テレワークの適切な導入及び実施の推進のためのガイドライン
(てれわーくのてきせつなどうにゅうおよびじっしのすいしんのためのがいどらいん)

 使用者が適切に労務管理を行い、労働者が安心して働くことができる良質なテレワークを推進するため、テレワークの導入と実施に当たり、労使双方が留意すべき点や望ましい取り組みなどを示した、厚生労働省によるガイドライン。従来の「情報通信技術を利用した事業場外勤務の適切な導入及び実施のためのガイドライン」を改定し2021年3月に策定された。
 従来のガイドラインと同様に、テレワークにおける労務管理上の留意点(労働時間管理の工夫、安全衛生の確保、労働災害の補償、人事評価など)を示すと同時に、ウィズコロナ・ポストコロナの『新たな日常』『新しい生活様式』に対応するため、次の点が追加されている。
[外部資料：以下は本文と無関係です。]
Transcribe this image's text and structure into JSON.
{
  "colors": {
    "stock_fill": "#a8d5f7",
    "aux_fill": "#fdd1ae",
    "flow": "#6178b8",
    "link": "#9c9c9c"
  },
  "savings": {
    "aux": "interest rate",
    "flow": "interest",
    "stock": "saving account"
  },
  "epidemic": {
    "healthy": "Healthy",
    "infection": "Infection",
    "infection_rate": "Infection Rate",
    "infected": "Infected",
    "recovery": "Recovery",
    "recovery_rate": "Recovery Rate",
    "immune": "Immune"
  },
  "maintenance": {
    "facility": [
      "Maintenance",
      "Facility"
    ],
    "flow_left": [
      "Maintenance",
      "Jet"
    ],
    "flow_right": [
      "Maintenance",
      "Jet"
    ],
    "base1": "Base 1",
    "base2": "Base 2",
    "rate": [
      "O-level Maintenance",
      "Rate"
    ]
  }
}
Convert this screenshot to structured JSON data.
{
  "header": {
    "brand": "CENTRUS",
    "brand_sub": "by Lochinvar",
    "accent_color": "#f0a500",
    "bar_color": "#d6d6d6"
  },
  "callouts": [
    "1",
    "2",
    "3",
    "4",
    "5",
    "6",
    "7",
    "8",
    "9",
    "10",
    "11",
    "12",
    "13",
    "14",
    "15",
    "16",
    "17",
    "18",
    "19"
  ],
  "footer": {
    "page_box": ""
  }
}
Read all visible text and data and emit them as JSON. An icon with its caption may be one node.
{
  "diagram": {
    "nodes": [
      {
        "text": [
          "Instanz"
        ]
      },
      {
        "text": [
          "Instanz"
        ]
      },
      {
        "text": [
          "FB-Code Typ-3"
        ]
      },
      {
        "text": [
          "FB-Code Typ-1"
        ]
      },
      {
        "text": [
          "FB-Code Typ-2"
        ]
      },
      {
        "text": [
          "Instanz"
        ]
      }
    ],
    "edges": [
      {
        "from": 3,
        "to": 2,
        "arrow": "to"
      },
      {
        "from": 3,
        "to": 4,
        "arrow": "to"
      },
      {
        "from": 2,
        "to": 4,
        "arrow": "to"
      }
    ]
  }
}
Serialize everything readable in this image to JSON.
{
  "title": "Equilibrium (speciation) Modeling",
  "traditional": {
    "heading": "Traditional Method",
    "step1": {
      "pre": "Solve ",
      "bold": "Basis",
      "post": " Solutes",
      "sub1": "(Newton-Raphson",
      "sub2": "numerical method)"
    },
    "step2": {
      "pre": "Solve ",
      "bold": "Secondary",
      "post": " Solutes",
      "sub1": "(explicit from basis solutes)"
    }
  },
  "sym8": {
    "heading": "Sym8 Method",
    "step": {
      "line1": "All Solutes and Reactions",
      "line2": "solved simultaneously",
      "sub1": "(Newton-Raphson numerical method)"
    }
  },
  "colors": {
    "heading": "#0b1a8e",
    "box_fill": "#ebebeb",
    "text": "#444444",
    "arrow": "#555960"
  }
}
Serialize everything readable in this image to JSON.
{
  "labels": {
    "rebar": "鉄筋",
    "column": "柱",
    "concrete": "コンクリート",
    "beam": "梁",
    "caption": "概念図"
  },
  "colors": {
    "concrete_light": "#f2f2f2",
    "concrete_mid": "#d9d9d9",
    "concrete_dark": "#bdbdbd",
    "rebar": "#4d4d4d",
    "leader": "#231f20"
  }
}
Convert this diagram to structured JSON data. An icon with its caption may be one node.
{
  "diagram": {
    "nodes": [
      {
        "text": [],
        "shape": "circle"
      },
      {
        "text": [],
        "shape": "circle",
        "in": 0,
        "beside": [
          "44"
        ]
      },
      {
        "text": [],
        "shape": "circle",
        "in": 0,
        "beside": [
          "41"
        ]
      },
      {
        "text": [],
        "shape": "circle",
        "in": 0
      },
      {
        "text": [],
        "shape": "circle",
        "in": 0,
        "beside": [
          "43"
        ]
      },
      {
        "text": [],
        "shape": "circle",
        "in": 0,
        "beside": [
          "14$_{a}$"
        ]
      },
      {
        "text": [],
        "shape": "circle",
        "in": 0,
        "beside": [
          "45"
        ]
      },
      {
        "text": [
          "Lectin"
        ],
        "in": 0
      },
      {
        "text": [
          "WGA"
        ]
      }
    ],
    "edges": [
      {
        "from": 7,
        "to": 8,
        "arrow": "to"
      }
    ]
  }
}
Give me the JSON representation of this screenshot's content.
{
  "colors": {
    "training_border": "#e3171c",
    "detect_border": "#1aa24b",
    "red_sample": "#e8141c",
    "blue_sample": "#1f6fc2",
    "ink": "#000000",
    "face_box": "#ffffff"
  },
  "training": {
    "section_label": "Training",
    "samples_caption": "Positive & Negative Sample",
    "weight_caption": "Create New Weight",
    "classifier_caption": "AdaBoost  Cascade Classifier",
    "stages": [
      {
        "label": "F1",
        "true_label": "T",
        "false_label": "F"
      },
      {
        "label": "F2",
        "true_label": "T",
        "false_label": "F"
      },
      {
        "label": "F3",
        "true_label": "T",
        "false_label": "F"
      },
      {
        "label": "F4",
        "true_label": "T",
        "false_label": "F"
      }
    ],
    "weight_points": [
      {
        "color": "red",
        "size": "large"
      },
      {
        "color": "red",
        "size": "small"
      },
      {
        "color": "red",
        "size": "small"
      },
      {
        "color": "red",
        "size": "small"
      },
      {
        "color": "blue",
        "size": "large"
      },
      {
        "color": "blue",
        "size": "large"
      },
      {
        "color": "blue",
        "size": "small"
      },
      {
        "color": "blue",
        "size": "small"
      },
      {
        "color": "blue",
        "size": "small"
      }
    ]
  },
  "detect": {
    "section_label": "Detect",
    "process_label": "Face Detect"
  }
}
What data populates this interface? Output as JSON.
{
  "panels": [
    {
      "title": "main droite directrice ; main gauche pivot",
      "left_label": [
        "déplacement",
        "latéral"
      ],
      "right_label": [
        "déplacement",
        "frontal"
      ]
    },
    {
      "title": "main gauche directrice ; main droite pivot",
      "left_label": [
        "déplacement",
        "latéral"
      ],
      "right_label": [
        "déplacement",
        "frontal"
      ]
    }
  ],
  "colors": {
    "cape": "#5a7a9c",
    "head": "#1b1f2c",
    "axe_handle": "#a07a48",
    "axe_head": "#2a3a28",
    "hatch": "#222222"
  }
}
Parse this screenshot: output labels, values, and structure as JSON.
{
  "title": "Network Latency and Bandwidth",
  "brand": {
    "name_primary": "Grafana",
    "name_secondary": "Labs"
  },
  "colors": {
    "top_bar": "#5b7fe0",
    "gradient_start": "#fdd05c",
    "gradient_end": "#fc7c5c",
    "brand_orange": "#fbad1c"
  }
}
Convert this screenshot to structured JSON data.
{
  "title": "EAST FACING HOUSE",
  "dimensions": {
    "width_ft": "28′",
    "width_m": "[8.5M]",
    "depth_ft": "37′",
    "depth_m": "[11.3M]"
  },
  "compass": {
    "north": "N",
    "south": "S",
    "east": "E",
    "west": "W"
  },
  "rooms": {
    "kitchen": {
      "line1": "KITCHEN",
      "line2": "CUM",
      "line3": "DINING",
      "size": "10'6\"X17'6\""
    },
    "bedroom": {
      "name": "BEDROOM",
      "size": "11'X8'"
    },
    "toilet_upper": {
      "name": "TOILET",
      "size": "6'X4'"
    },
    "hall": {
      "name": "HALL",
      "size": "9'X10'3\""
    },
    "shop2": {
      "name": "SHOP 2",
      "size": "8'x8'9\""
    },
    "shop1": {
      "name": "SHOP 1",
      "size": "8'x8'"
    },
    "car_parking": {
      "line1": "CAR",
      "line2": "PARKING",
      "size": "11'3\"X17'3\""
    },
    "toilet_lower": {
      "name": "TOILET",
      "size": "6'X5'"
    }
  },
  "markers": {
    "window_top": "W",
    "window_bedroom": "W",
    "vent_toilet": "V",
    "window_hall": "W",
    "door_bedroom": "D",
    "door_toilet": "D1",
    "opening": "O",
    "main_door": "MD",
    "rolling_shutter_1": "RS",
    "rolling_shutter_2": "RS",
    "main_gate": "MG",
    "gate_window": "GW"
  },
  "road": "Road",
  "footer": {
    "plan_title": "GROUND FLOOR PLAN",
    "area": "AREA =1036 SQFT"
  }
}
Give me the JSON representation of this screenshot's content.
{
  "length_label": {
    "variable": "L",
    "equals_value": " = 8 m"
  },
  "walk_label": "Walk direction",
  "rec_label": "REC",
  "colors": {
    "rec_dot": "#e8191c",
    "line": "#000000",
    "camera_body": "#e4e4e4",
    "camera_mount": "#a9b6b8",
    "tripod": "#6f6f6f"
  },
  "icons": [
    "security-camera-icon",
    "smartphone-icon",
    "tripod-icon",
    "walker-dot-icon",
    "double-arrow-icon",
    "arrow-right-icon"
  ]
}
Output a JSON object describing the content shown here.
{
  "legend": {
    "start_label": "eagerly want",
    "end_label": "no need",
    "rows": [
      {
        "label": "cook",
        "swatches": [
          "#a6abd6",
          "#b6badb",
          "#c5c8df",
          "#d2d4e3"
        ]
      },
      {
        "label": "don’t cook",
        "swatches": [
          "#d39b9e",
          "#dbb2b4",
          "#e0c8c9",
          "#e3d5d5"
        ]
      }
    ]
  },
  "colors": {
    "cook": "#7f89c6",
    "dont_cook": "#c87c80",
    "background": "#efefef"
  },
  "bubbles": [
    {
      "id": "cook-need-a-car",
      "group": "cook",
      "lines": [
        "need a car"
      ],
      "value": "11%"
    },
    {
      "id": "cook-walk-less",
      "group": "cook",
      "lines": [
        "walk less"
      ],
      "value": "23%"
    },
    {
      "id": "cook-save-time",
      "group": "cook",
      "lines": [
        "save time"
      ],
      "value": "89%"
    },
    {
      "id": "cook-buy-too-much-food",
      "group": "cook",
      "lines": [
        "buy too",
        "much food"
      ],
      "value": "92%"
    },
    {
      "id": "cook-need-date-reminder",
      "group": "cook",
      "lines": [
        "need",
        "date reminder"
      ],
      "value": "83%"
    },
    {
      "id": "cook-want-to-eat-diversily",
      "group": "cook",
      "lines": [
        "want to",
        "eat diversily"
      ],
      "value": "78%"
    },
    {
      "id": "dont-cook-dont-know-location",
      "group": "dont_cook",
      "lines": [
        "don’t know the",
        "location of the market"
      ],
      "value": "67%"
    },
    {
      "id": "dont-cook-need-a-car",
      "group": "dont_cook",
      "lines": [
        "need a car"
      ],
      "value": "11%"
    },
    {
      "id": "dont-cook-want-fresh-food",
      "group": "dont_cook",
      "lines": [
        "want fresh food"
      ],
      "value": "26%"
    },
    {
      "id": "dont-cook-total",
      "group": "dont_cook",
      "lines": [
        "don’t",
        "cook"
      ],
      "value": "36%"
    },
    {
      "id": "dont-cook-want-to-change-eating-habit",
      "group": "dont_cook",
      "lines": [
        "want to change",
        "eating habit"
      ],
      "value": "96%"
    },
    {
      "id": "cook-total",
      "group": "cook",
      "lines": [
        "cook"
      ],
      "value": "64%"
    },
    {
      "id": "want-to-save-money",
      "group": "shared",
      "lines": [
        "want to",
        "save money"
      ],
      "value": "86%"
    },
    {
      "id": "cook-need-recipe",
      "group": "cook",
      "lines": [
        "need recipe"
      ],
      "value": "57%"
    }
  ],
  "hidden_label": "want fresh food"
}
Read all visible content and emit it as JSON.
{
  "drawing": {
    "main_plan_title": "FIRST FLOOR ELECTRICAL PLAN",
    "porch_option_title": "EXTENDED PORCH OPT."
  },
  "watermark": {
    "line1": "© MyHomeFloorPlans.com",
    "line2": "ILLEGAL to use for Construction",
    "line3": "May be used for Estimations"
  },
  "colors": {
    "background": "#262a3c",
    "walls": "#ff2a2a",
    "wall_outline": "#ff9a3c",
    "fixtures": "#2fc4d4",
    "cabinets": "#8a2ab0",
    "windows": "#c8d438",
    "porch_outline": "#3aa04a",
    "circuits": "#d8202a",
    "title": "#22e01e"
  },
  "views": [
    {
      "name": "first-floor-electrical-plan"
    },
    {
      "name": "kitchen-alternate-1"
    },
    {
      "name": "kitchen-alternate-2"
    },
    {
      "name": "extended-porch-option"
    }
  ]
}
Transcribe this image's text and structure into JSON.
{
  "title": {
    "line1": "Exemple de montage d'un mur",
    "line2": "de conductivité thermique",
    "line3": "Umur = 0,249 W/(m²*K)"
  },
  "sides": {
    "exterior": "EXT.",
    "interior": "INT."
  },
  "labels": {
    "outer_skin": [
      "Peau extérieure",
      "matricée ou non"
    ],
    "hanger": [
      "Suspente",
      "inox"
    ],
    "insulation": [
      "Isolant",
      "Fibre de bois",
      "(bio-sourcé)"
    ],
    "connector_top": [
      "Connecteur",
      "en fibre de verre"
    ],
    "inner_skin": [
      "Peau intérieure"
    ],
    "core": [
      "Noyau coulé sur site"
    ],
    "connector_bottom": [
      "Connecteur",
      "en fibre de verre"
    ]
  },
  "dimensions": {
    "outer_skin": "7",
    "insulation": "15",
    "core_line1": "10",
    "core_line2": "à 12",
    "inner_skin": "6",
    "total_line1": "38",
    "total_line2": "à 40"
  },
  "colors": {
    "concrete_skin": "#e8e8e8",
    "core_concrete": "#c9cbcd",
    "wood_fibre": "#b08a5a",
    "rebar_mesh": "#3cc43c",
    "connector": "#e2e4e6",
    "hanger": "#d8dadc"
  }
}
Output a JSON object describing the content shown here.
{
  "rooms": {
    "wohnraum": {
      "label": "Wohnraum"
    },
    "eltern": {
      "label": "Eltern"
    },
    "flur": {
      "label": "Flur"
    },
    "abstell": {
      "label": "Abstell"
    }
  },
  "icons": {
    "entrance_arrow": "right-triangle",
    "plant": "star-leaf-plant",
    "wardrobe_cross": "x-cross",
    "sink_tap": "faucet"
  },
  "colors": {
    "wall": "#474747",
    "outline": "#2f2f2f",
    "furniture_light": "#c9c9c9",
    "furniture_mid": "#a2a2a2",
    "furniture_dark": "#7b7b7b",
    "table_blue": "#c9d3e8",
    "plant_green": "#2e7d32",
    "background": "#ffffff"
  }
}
(1)テレワークの推進は、労使双方にとってプラスなものとなるよう、働き方改革の推進の観点にも配意して行うことが有益であり、使用者が適切に労務管理を行い、労働者が安心して働くことのできる良質なテレワークとすることが求められる。また、テレワークを推進する中で、従来の労務管理の在り方等についてあらためて見直しを行うことも、生産性の向上に資するものであり、テレワークを実施する労働者だけでなく、企業にとってもメリットのあるものである。以上の点を踏まえ、テレワークを円滑かつ適切に導入・実施するに当たっては、あらかじめ労使で十分に話し合い、ルールを定めておくことが重要である。

(2)一般にテレワークを実施することが難しい業種・職種であっても個別の業務によっては実施できる場合があり、管理職側の意識を変えることや、業務遂行の方法の見直しを検討することが望ましい。また、オフィスに出勤する労働者のみに業務が偏らないよう、留意することが必要である。

(3)テレワークの対象者を選定するに当たっては、正規雇用労働者、非正規雇用労働者といった雇用形態の違いのみを理由としてテレワーク対象者から除外することのないよう留意する必要がある。

(4)テレワークの推進に当たっては、以下のような取り組みを行うことが望ましい。

①不必要な押印や署名の廃止、書類のペーパーレス化、決裁の電子化等が有効であり、職場内の意識改革をはじめ、業務の進め方の見直しに取り組むことが望ましい。

②働き方が変化する中でも、労働者や企業の状況に応じた適切なコミュニケーションを促進するための取り組みを行うことが望ましい。

③企業のトップや経営層がテレワークの必要性を理解し、方針を示すなど企業全体として取り組む必要がある。なお、一個人、一企業のみでテレワークを推進することが困難な場合があるため、グループ企業や、業界単位などを含めたテレワークの実施の呼び掛けを行うことも望ましい。

 なお、新しいガイドラインでは、事業者がテレワークにおける安全衛生管理や作業環境整備の状況を確認するときのために「テレワークを行う労働者の安全衛生を確保するためのチェックリスト(事業者用)」と「自宅等においてテレワークを行う際の作業環境を確認するためのチェックリスト(労働者用)」が追加されている。